April has just begun and so has the new financial year. It is the perfect time to review all your investments and plan for the future. Apart from just reviewing your portfolio, there are a lot of other things which one must do while entering the new financial year for a fruitful time ahead.
Here is a list 7 moves you should make in order to create wealth;

Systematic investment plan or SIP is the keyword these days in the investment market. We have all just got over the ‘Tax’ period devoting a lot of our time towards managing the taxes and investing in tax-saving investments. This is the time to implement all the lessons learnt. Now is the time you invest in the ELSS funds and relieve yourself of the last-minute hassles for the upcoming year. Not only it helps in saving the taxes but also lets you enjoy good returns along with combating the market volatility.
According to financial experts, the short-term performance should not be a measurement criterion while mapping the ELSS fund returns. The lock-in period of three years is self-rewarding.

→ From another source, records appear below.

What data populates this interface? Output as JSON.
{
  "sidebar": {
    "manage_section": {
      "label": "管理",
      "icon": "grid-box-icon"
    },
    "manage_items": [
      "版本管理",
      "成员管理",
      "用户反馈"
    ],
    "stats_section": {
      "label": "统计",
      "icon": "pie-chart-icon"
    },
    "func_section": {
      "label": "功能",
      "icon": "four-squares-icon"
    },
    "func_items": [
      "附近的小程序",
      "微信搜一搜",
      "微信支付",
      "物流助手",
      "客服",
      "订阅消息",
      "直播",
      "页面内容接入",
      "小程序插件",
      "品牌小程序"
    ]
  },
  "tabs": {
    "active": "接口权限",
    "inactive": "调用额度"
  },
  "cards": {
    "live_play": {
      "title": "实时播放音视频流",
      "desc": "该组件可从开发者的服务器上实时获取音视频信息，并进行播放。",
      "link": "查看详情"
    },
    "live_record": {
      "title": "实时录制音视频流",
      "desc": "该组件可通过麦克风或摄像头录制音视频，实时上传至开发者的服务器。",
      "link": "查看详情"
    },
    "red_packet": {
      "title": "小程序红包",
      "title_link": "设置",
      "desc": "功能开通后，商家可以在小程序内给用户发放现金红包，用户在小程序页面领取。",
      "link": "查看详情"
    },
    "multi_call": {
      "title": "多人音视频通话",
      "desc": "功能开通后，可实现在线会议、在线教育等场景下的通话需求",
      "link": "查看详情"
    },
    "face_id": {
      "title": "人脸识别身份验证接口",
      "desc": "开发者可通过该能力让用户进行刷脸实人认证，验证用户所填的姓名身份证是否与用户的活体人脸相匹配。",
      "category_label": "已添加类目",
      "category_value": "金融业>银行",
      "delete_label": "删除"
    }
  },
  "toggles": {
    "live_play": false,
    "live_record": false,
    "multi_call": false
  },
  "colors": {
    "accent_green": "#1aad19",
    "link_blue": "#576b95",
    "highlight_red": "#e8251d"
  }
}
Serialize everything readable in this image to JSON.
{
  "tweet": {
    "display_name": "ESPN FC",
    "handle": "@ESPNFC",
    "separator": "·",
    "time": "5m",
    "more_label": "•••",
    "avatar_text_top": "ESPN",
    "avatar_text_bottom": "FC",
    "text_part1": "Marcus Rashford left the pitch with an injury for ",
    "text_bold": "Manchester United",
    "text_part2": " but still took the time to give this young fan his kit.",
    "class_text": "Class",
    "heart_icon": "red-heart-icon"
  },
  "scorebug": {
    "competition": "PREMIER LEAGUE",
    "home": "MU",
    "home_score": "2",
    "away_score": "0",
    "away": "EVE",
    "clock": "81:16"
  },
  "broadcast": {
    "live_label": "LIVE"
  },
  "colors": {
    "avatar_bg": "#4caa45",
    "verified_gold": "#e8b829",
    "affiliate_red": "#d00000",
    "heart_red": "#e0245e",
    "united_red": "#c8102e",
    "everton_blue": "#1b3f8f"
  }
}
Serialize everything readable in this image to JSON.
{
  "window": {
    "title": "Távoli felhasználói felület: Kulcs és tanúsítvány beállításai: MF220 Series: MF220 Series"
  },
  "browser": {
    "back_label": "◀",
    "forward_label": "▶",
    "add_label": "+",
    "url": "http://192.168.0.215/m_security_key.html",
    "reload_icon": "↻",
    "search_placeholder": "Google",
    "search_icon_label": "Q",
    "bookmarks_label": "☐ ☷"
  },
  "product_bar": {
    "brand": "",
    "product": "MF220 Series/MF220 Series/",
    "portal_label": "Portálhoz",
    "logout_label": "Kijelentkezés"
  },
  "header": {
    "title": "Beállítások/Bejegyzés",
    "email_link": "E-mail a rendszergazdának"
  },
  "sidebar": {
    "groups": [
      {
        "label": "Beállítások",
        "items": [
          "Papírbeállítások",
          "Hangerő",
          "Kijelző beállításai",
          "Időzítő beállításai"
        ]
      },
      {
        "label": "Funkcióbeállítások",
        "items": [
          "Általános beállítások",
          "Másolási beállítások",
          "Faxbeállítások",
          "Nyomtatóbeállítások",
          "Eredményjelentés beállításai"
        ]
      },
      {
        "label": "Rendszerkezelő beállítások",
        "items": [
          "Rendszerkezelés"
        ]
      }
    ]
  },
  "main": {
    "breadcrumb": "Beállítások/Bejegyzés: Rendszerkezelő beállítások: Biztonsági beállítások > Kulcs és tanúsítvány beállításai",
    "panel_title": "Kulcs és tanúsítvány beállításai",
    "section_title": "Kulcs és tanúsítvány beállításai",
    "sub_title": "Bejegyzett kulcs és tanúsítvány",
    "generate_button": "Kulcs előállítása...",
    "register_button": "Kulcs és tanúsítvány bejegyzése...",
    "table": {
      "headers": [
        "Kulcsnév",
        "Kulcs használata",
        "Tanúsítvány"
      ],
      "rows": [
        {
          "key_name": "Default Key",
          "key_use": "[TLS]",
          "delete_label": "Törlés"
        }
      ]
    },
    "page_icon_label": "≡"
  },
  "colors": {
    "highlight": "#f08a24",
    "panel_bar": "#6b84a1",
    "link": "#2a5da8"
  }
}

If you are enrolled for a provident fund contribution by your employer, this is time to ask for a bugger chunk deducted under the VPF i.e. voluntary provident fund. This earns the same return and tax-benefit as provident fund. VPF offers the maximum debt fund benefits at the minimum risks. If you compare the VPF returns to a bank FD, there happens to be a great deal of gain in case of VPF. Although many newly established banks are offering excellent returns on FDs, the post-tax returns come about to be quite less. This is not in the case of VPF.
And the most significant thing about VPF is that it is deducted from your monthly salary even before you get it in your hand, you will not even realize the amount being deducted afterwards.

This is the time most of us are getting that long-awaited-yearly bonus or increment. As the salary increase, so does our expectations, living standard and expenses but what remains constant or forgotten is the investments part. Longings never end, you need to get over them. If not all of it, invest a part of your bonus. Starting a SIP is not a major thing but growing your SIP counts. Make is habit if increasing the amount of your investment every year at the time of your increase and reap the benefits you wish to.

Nation pension scheme is an excellent initiative of the Government of India which empowers us to plan and save for our retirement. A 60% of the corpus deduction has been made tax-free in the NPS plan. This is the best scheme in market for retirement savings as per financial experts.
All you need is KYC compliance to open an NPS account. Simply get registered at the NPS portal and start investing through net banking in the eNPS account.

Although as I said earlier, it is the time to plan your taxes for the upcoming year but making all the investments you plan to right-away is not right. All the announcements made in the budget in month of February 2019 are effective as on April 1st but there are chances that some changes may occur in the full-year budget announced in July every year. It is advisable to save some of your plans for then.
For instance, people who fall under the below 5 lakh annual bracket need not make any tax-saving investments at all. So, wait for the final budget to be declared and be pro-active with your approach.
One thing to keep in mind this time is, not to make any lump sum investments which claim tax saving. You will need that flexibility if there are any changes announced in the July budget.

If you are some one whose salary goes slightly upwards of 5 Lakhs, this is the time you wait for the right moment and scheme. Be patient and vigilant while going for the tax-saving option. This is the time companies introduce newer schemes in connect with the newly introduced budget.

One of the best advice you may right now is to invest in your emergency g=funds. Emergency funds are those which can be redeemed or liquified immediately without implying much changes to your long-term investments. Ideally, 3-6 months salary should comprise your emergency fund depending upon the size of family and salary. Although these funds may yield very less or nominal returns, their function is to be accessible in the times of emergency. Make sure you invest in such funds only when it comes to setting aside the emergency funds.